Stratum Lab has adopted a Centralised Key Management Solution by Azure Key Vault which enforces clear separation of key from the encrypted data. The encryption, key management, and decryption process is inspected and verified internally by Stratum Lab.

Key Management Service is compliant with current standards such as NIST and FIPS.

Datacenter

Stratum Lab takes security as a top priority while dealing with Customers’ data. We strive to implement robust and flexible security processes and practices to keep your data safe. No matter if it’s the client logging in or uploading transactional data; the data exchanged is encrypted in transit and at rest. A multi-layered approach is implemented by Stratum Lab to support its People, Process, and Technological security requirements.

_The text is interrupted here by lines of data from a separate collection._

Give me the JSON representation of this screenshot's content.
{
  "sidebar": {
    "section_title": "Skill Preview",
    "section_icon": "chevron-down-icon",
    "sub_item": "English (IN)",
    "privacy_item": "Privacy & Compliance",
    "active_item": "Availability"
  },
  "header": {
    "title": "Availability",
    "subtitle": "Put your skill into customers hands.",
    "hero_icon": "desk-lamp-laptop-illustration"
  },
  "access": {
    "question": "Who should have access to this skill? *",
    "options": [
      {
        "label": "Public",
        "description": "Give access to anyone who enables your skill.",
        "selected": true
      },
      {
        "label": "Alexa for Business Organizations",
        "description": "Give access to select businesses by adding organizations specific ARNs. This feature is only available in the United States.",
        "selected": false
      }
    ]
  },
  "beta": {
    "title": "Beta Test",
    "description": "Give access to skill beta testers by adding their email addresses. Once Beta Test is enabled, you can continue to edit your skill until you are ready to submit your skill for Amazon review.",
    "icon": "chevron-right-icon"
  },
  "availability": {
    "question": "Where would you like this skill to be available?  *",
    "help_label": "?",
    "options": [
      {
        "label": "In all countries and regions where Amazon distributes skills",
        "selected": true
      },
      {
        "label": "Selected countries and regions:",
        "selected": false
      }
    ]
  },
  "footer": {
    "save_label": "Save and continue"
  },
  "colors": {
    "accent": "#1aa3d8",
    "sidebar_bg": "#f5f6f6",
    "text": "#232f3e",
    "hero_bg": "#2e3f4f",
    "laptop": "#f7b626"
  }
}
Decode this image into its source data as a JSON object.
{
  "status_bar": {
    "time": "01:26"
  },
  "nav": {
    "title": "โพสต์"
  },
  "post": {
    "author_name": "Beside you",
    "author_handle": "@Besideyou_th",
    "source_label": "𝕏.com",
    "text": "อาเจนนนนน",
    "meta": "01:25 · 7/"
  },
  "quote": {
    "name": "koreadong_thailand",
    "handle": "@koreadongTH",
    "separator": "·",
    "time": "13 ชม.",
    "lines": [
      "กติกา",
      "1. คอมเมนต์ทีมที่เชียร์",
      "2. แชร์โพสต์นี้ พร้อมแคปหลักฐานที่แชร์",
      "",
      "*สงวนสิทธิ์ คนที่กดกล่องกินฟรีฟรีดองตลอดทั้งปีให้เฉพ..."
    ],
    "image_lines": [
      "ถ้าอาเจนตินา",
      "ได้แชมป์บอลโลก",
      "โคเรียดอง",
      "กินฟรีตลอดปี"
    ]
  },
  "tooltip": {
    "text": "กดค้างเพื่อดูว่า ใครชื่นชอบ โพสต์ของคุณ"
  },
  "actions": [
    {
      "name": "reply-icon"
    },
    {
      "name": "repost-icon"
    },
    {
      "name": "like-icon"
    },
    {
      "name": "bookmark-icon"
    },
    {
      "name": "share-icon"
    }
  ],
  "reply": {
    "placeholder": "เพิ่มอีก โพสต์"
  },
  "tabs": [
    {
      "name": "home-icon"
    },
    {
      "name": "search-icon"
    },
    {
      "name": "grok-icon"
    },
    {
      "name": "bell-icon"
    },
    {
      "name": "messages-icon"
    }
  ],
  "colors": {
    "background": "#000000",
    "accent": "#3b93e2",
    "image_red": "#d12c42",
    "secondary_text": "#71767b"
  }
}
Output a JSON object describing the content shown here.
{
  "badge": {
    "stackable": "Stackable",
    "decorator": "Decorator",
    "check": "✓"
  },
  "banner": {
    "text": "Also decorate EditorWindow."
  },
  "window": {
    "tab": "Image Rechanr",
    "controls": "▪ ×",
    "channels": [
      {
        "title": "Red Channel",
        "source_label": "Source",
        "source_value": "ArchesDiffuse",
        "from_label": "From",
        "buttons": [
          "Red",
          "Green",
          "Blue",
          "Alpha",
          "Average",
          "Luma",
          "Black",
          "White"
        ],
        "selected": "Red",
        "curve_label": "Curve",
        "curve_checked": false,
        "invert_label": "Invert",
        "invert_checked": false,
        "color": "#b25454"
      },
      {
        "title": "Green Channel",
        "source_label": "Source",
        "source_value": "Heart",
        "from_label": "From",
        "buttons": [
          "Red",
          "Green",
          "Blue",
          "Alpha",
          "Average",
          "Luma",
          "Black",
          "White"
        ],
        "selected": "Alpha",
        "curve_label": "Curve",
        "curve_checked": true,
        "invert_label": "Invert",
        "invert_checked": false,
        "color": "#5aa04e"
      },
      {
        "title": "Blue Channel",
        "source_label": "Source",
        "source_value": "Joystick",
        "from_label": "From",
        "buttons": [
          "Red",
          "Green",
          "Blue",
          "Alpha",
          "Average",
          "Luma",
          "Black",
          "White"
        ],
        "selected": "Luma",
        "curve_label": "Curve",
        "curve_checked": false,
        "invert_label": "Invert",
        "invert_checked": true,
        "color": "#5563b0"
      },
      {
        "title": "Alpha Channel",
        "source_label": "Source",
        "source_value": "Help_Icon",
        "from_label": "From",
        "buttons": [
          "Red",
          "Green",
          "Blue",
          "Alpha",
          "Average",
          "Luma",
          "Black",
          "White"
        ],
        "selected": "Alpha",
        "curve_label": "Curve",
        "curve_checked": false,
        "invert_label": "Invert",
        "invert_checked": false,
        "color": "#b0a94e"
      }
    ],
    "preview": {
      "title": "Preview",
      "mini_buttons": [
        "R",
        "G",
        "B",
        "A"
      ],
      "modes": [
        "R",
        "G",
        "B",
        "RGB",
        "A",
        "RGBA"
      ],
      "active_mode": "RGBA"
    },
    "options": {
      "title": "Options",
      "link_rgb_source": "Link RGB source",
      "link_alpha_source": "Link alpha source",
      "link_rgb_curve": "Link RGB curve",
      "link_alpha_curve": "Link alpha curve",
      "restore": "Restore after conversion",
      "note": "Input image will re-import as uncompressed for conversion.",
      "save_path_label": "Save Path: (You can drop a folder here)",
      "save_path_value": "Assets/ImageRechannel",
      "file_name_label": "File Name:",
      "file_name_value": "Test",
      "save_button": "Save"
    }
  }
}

Secure and trusted service providers

Stratum Labs services are hosted in an advanced data centre operated by industry leader Microsoft Azure. Stratum Lab has selected this vendor based on their proven leadership in hosting services for high-capacity businesses. Our vendor adheres to the highest industry standards of quality, security and reliability. Their commitment enables Stratum Lab to deliver 24-hour service, 365 days a year to our customers.

Security

Microsoft Azure meets a broad set of international as well as regional and industry-specific compliance standards, such as ISO 27001/27002:2013, FedRAMP, SOC 1 and SOC 2, CSA, FIPS 140-2, HIPAA,ISO/IEC 27018, PCI-DSS, UK G-Cloud.

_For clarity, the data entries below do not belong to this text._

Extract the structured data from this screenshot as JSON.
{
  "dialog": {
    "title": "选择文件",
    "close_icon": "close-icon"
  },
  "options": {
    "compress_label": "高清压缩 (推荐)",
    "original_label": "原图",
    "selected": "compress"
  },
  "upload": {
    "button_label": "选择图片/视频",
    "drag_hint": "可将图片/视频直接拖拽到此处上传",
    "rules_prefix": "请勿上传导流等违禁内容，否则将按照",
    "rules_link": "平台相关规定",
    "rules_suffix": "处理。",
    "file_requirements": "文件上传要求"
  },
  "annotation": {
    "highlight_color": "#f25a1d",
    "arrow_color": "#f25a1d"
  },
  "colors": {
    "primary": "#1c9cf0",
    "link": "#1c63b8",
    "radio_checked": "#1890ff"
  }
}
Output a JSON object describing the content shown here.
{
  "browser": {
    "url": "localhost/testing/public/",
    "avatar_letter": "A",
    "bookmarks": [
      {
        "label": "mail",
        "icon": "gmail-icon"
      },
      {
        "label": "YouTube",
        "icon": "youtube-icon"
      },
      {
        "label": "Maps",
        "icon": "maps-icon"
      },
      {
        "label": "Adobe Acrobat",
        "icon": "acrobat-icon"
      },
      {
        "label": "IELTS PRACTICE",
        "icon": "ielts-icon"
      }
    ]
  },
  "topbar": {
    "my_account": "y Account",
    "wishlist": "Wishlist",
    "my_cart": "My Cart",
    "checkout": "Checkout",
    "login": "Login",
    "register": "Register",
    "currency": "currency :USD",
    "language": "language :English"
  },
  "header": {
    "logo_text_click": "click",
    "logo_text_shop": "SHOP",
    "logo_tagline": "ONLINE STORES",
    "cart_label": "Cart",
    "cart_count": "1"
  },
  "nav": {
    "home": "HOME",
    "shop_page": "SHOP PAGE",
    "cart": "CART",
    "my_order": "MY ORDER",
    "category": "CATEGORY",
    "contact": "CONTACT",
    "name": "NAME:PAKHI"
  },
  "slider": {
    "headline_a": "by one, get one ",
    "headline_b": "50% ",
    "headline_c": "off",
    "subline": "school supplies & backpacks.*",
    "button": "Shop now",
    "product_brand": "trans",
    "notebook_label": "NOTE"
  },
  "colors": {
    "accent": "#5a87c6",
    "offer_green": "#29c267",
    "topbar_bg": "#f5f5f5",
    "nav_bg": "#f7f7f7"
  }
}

Business Continuity and Data Backup

Microsoft Azure ensures that the customers can balance the need to store backups at multiple locations in case of a disaster with the need to keep their data out of certain geographies. Microsoft provides clear data maps and geographic boundary information for all data centres.

Physical and Environmental Security

Microsoft Azure runs in geographically distributed Microsoft facilities, sharing space and utilities with other Microsoft Online Services. Each facility is designed to run 24x7x365 and employs various measures to help protect operations from power failure, physical intrusion, and network outages.

These data centres comply with industry standards (such as ISO 27001) for physical security and availability. They are managed, monitored, and administered by Microsoft operations personnel.

Security Awareness and Confidentiality

Security awareness and customer data access policies are covered during employee onboarding as appropriate to the role and employees are updated as relevant policies or practices change. Employees also sign a Confidential Information and Intellectual property Agreement.

In the event that a security policy is breached by an employee, Stratum Lab reserves the right to determine the appropriate response, which may include termination.

Incidents and Response

Stratum Lab have implemented a formal procedure to deal with security events and have made the staff aware on our policies.

When security events are detected they are escalated to the respective response team, Response time to address the event is 2 hours. We make sure to notify the supervisory authority of Personal Data Breach within 72 hours of becoming aware of the breach.

Regulatory Compliance

Stratum Lab have adopted industry-best security practices to meet regulatory and security compliance requirements.